Thursday, 10 November 2011

MSA can mean only one thing.

I've always wondered about a curious habit of Africanist archaeologists. They persist in calling the Middle Palaeolithic the 'Middle Stone Age' (MSA). Until yesterday I was bothered by the feeling that this practice was either fundamentally a misnomer or a term coined in the early days more or less contemporaneously with that of 'Middle Palaeolithic' in Europe, which would give them (in a charitable world) the right to use the term.
     Then, yesterday while I was eating my Post Honey Bunches of Oats [Does that count as product placement and will I get a big wad of cash for endorsing their product on my blog?] I was watching the news ticker up above and was drawn to an article in the November 8th issue of Dredging Today [You really can't make this stuff up. There's a web journal called dredgingtoday.com], in which I read
The site of what is now Rotterdam’s Yangtzehaven was inhabited by humans in the Middle Stone Age. At a depth of 20 metres, in the sea bed, unique underwater archaeological investigation found traces of bone, flint and charcoal from around 7000 BC. These finds are the very first scientific proof that humans lived at this spot in the Early and Middle Stone Age.
Aside from the confusion engendered in my mind by the presence of the Yangtze River in Rotterdam [and I thought Americans were geographically challenged!] at first I was a bit befuddled upon hearing a Dutch discovery described using the African nomen, MSA, rather than the term used ubiquitously in Europe, Middle Palaeolithic. Then I saw the date and was flummoxed beyond comprehension. Until, that is, I read 
Up to now, very little was known about this period in particular, the Early and Middle Mesolithic, so far to the west of the Netherlands.

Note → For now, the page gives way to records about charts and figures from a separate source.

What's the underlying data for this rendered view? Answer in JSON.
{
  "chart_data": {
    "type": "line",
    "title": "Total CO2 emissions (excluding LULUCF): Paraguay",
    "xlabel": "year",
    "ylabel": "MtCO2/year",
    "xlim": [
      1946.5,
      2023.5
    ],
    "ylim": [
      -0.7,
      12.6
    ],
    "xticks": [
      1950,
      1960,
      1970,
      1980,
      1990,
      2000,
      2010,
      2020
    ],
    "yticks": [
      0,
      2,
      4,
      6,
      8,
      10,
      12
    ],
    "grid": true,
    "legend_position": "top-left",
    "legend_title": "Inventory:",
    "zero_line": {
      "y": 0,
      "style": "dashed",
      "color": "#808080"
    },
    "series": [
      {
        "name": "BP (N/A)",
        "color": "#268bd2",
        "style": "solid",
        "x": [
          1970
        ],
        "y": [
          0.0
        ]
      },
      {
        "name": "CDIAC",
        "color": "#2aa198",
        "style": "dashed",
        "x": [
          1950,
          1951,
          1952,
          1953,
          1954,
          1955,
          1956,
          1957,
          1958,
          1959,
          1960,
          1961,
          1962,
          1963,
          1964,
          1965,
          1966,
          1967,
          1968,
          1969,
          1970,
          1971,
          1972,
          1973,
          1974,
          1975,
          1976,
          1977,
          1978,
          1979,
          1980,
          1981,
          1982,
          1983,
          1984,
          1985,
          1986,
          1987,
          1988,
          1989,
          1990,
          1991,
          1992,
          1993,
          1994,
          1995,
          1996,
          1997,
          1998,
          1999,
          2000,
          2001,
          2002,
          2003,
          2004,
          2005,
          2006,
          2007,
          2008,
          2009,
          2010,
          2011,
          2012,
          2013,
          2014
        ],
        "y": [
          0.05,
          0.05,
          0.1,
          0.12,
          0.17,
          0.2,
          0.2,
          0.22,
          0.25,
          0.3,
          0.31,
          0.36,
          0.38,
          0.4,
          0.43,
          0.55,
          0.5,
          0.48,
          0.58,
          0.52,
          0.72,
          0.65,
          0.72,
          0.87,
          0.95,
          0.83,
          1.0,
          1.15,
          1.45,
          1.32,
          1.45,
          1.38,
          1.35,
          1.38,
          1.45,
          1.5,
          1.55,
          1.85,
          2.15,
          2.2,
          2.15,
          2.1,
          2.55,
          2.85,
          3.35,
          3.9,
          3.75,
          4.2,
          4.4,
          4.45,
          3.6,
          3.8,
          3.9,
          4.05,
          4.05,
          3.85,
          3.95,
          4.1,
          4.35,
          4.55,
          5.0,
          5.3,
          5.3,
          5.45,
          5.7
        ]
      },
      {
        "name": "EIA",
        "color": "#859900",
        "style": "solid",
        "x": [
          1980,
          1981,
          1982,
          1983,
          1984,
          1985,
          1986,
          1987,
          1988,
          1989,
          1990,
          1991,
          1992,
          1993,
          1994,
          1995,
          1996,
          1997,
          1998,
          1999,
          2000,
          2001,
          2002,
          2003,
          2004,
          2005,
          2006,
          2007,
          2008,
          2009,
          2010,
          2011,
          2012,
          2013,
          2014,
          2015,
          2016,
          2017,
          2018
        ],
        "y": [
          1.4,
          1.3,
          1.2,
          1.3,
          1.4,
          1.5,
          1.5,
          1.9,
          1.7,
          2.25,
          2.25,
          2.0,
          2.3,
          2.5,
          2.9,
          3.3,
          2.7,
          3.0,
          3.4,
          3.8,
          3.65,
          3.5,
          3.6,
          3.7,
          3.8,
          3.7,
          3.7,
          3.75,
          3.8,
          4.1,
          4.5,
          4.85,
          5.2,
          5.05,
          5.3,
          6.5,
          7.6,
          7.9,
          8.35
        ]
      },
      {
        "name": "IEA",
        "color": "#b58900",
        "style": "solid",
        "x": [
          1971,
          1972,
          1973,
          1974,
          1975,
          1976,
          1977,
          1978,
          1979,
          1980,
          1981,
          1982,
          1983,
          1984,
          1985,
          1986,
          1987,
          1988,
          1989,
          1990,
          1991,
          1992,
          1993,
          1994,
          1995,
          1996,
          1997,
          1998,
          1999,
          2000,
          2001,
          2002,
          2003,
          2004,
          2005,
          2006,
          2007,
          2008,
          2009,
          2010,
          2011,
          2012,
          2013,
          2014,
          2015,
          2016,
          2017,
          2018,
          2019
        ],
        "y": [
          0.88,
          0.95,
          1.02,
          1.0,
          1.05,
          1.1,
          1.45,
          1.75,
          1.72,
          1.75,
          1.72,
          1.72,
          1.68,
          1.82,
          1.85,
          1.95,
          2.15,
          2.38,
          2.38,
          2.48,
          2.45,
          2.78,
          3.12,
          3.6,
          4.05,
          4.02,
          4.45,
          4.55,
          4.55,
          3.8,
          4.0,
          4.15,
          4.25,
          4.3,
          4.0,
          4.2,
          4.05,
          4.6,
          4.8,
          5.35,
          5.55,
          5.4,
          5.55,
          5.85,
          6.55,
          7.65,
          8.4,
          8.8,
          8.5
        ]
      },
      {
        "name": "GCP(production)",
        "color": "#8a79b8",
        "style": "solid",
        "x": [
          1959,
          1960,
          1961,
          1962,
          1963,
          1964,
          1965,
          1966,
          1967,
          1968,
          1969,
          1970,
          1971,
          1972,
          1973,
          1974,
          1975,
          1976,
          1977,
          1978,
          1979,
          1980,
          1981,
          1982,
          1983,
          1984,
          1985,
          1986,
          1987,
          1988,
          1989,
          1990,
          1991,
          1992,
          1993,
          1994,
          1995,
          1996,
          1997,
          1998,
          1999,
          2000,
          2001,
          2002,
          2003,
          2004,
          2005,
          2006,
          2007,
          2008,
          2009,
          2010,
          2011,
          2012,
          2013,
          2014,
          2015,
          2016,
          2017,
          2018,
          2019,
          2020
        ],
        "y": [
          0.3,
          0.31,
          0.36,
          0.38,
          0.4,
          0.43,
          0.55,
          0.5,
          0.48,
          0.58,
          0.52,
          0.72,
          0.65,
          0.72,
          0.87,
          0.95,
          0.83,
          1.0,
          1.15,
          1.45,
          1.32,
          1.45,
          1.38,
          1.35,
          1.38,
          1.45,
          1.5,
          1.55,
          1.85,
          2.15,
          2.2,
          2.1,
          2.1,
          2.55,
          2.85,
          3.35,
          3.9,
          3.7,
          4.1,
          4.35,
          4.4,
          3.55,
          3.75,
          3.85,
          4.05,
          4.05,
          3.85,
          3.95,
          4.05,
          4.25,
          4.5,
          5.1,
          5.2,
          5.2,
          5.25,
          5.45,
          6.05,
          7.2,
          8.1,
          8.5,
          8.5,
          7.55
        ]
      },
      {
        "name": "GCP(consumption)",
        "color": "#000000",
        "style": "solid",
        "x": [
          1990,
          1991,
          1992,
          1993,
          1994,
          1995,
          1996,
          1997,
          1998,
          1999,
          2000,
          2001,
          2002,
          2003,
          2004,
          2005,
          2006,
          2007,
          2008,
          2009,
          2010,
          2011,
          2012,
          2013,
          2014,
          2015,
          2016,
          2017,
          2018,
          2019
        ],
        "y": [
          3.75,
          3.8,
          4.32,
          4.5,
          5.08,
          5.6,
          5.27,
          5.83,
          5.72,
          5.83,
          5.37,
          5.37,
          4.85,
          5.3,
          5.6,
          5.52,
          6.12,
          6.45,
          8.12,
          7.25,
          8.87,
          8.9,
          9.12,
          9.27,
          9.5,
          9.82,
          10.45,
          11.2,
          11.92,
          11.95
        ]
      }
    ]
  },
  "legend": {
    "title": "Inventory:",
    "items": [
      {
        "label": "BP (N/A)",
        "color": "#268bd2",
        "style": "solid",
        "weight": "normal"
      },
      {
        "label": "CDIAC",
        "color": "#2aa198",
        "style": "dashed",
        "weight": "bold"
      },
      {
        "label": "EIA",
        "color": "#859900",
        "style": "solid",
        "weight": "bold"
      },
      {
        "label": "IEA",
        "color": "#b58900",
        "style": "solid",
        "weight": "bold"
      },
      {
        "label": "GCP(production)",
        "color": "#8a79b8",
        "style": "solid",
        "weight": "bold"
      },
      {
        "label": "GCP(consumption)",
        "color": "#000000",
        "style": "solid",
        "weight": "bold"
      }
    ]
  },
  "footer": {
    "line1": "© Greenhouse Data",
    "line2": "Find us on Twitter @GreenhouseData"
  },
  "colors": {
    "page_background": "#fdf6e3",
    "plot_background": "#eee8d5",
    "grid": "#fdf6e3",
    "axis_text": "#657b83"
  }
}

And then it dawned on me. Of course the Africanist habit of calling the Middle Palaeolithic the MSA is inherently flawed [Unless of course you think that Africa never got out of the Old Stone Age, which I wouldn't put past some who've worked there over the years]. 
     The so-called Stone Age always comprised the Lower, Middle and Upper Palaeolithic (Old Stone Age), the Mesolithic (Middle Stone Age), and the Neolithic (or New Stone Age). What gives? Will one of you Africanists please step forward and explain this to me in plain English [i.e. not Afrikaans]?